Türkiye Hapishanelerindeki Tecrit ve Devam Eden Süresiz-Dönüşümsüz Açlık Grevleri

Türkiye’de hemen hemen her dönemde yaşanan hak ihlalleri son birkaç yıldır yoğun bir şekilde devam etmektedir. Özellikle çözüm sürecinin bitirilmesi ve Ohal ilanından sonra bu ihlaller had safhaya ulaşmıştır. Öyle ki kötü muamele ve işkence gibi çok ciddi suçlar işlenerek hak ihlalleri yaşanmaktadır. Son zamanlarda açlık grevlerinin başlamasında en etkili olan uygulama ise tecrit uygulaması ve politikasıdır. Bireyin dış dünya ile bağlantısını kesmek, hukuki olarak tanınan haklarından faydalanmasını engellemek, demokratik ve hukuk devleti ilkelerini benimsediğimiz Anayasa`ya açıkça aykırıdır. Kaldı ki tecrit,  işkence olup bir insanlık suçudur.

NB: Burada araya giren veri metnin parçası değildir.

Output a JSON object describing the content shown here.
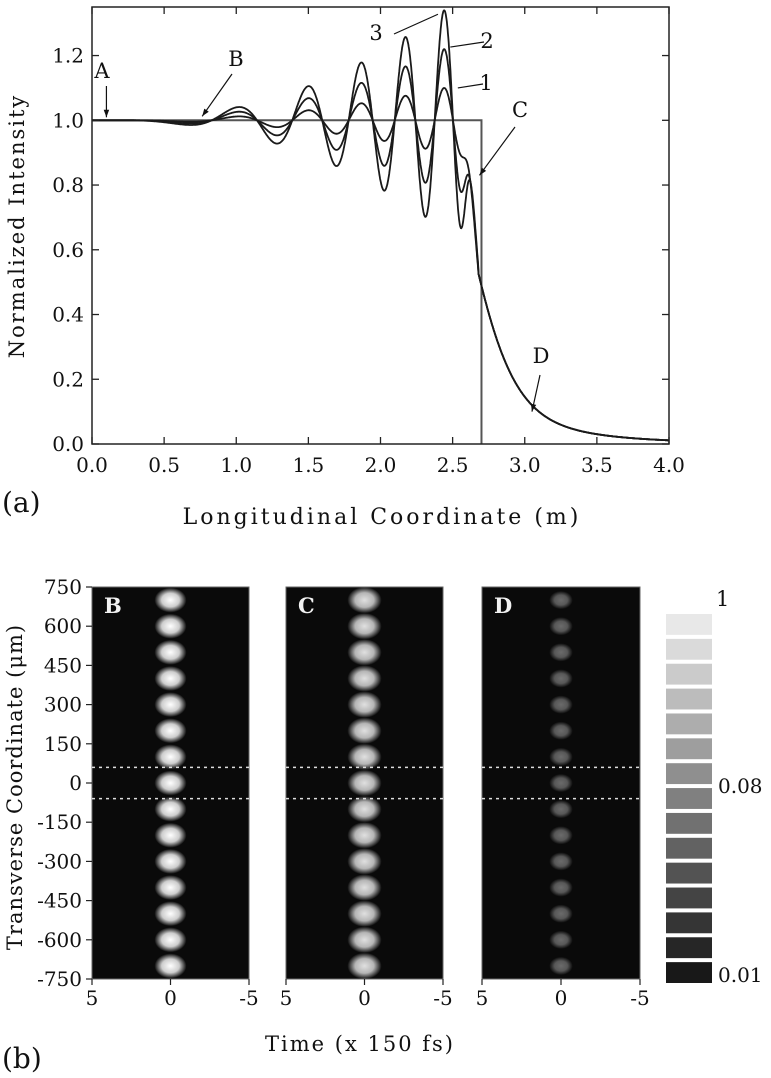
{
  "chart_data": [
    {
      "panel_label": "(a)",
      "type": "line",
      "xlabel": "Longitudinal Coordinate (m)",
      "ylabel": "Normalized Intensity",
      "xlim": [
        0,
        4
      ],
      "ylim": [
        0,
        1.35
      ],
      "xticks": [
        "0.0",
        "0.5",
        "1.0",
        "1.5",
        "2.0",
        "2.5",
        "3.0",
        "3.5",
        "4.0"
      ],
      "yticks": [
        "0.0",
        "0.2",
        "0.4",
        "0.6",
        "0.8",
        "1.0",
        "1.2"
      ],
      "step_edge_x": 2.7,
      "series": [
        {
          "name": "1",
          "oscillation_peak": 1.1
        },
        {
          "name": "2",
          "oscillation_peak": 1.22
        },
        {
          "name": "3",
          "oscillation_peak": 1.34
        }
      ],
      "annotations": [
        {
          "text": "A",
          "x": 0.1,
          "y": 1.0
        },
        {
          "text": "B",
          "x": 0.75,
          "y": 1.0
        },
        {
          "text": "C",
          "x": 2.7,
          "y": 0.83
        },
        {
          "text": "D",
          "x": 3.05,
          "y": 0.1
        },
        {
          "text": "3",
          "x": 2.44,
          "y": 1.34
        },
        {
          "text": "2",
          "x": 2.47,
          "y": 1.22
        },
        {
          "text": "1",
          "x": 2.55,
          "y": 1.1
        }
      ]
    },
    {
      "panel_label": "(b)",
      "type": "heatmap",
      "xlabel": "Time (x 150 fs)",
      "ylabel": "Transverse Coordinate (μm)",
      "xlim": [
        5,
        -5
      ],
      "ylim": [
        -750,
        750
      ],
      "xticks": [
        "5",
        "0",
        "-5"
      ],
      "yticks": [
        "750",
        "600",
        "450",
        "300",
        "150",
        "0",
        "-150",
        "-300",
        "-450",
        "-600",
        "-750"
      ],
      "dashed_lines_y": [
        60,
        -60
      ],
      "panels": [
        {
          "label": "B",
          "spot_count": 15,
          "brightness": 1.0,
          "spot_radius_um": 30
        },
        {
          "label": "C",
          "spot_count": 15,
          "brightness": 0.88,
          "spot_radius_um": 32
        },
        {
          "label": "D",
          "spot_count": 15,
          "brightness": 0.42,
          "spot_radius_um": 22
        }
      ],
      "colorbar": {
        "labels": [
          "1",
          "0.08",
          "0.01"
        ],
        "grays": [
          "#e8e8e8",
          "#dadada",
          "#cbcbcb",
          "#bcbcbc",
          "#adadad",
          "#9e9e9e",
          "#8f8f8f",
          "#808080",
          "#717171",
          "#626262",
          "#535353",
          "#444444",
          "#353535",
          "#262626",
          "#181818"
        ]
      }
    }
  ]
}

Anayasada,  ceza kanununda ve imzalamış olduğumuz uluslararası antlaşmalarda işkencenin mutlak yasak olduğu hüküm altına alındığı gibi insanlık suçu olarak da düzenlenmiştir. Ayrıca devlet işkencenin önlenmesi hususunda pozitif yükümlülük altına da girmiştir. Başta Sayın Leyla GÜVEN olmak üzere Türkiye genelindeki hapishanelerde bulunan mahpuslar Devletin kendi yasalarına uyması ve mutlak tecrittin son bulması amacıyla süresiz dönüşümsüz açlık grevine başlamışlardır. 

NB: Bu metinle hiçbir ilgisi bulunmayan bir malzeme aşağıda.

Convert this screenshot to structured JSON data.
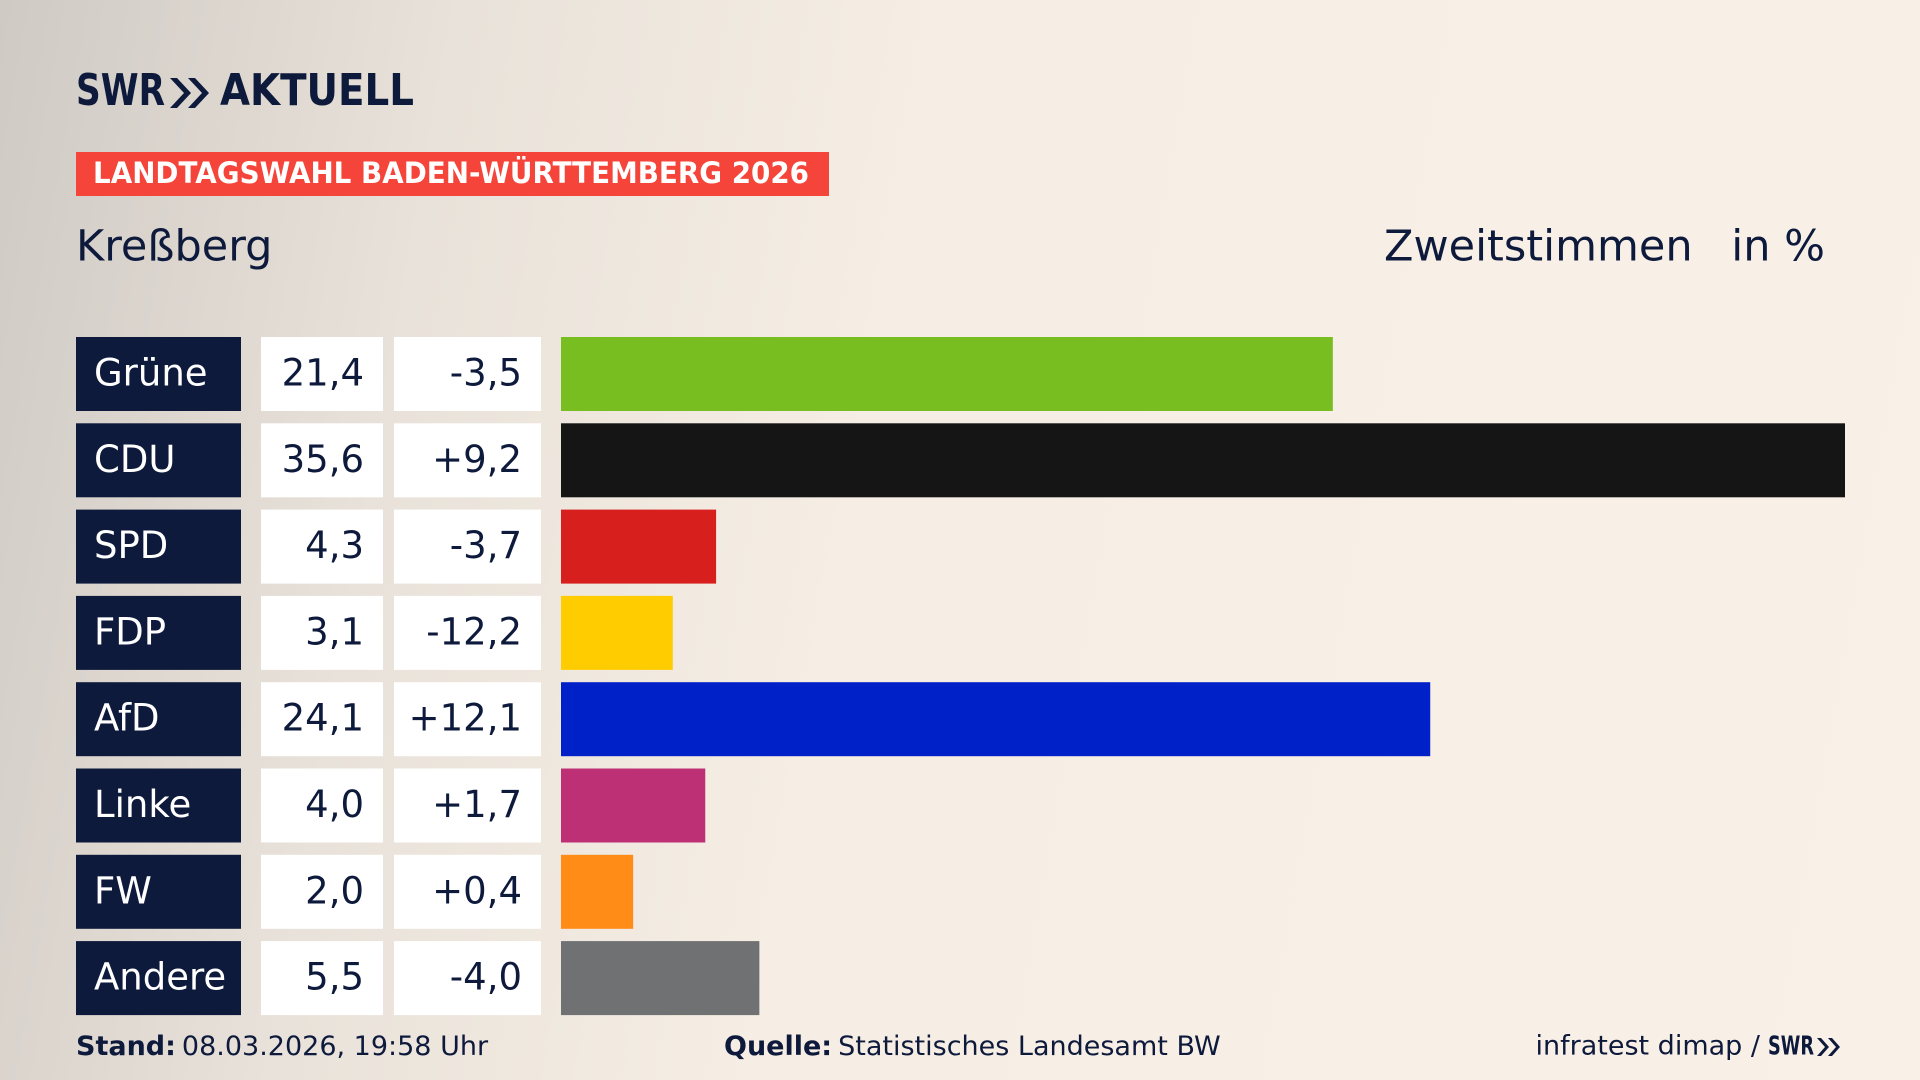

Leyla GÜVEN’in avukatları aracılığı ile kamuoyuna yaptığı açıklamada “İmralı F-tipi Yüksek Güvenlikli Cezaevi’nde tutulan Sayın ÖCALAN’ın uzunca bir zamandan beri ailesi ve avukatlarıyla görüştürülmediği, bu uygulamanın tecridi aşacak biçimde mutlak izolasyona dönüştüğü ve yasal haklarını kullandırılması ile uygulanan tecridin kaldırılması amacıyla 8 Kasım 2018 tarihinde süresiz ve dönüşümsüz açlık grevi eylemine başladığını” belirtmiştir. İlerleyen süreçte Türkiye genelinde onlarca cezaevinde yüzlerce mahpus aynı gerekçelerle açlık grevi eylemlerine katılmışlardır. Her hafta yeni mahpusların katıldığı açlık grevi eylemi gün geçtikçe yaygınlaşmaktadır. 

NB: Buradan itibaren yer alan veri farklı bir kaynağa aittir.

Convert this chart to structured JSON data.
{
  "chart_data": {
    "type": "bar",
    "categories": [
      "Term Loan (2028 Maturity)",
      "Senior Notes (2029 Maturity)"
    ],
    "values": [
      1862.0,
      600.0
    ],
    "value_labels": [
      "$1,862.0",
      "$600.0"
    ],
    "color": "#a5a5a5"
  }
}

Mahpusların Hak ve yükümlülüklerini düzenleyen 5275 sayılı Ceza ve Güvenlik Tedbirlerinin İnfazı Hakkında Kanunu’nun 6. maddesi hapis cezaları ve güvenlik tedbirlerinin infazında gözetilecek ilkeleri açıkça belirtmiştir. Söz konusu cezaların insanlık onuruna yaraşır şekilde infazının gerçekleştirilmesini, hükümlünün anayasal haklarının ancak kanunla sınırlandırılabileceğini, hükümlünün yaşam hakkı ile beden ve ruh sağlığının korunmasının zorunluluğu açıkça ifade edilmiştir.

 

Yine aynı kanunun 25. Maddesi f bendi gereği hükümlüyü; eşi, altsoy ve üstsoyu, kardeşleri ve vasisi, belirlenen gün, saat ve koşullar içerisinde on beş günlük aralıklarla ve günde bir saati geçmemek üzere ziyaret edebileceklerine ilişkin düzenleme mevcuttur. 59. Maddenin 2. Fıkrası gereği hafta içi ve mesai saatleri içerisinde hükümlünün avukatlarıyla görüştürülebileceğine ilişkin açık düzenleme mevcuttur. Açıkça görülmektedir ki kanun bu noktada idareye hiçbir takdir hakkı vermemesine rağmen İmralı Cezaevi’nde aile ve avukat görüşü çok uzun bir süreden beri yaptırılmamaktadır. Bu durum 5275 sayılı Kanunu’na ve yönetmeliğe açıkça aykırıdır. 2015 yılından beri İmralı Cezaevinde aile ve avukat görüşmelerinin engellenmesi ile geliştirilen tecrit hem ulusal mevzuata hem de Türkiye’nin taraf olduğu uluslararası sözleşmelere aykırılık teşkil etmektedir. Daha önce CPT’nin yaptığı birçok tespit ve rapor çalışması bu noktada ihlalleri gözler önüne sermektedir.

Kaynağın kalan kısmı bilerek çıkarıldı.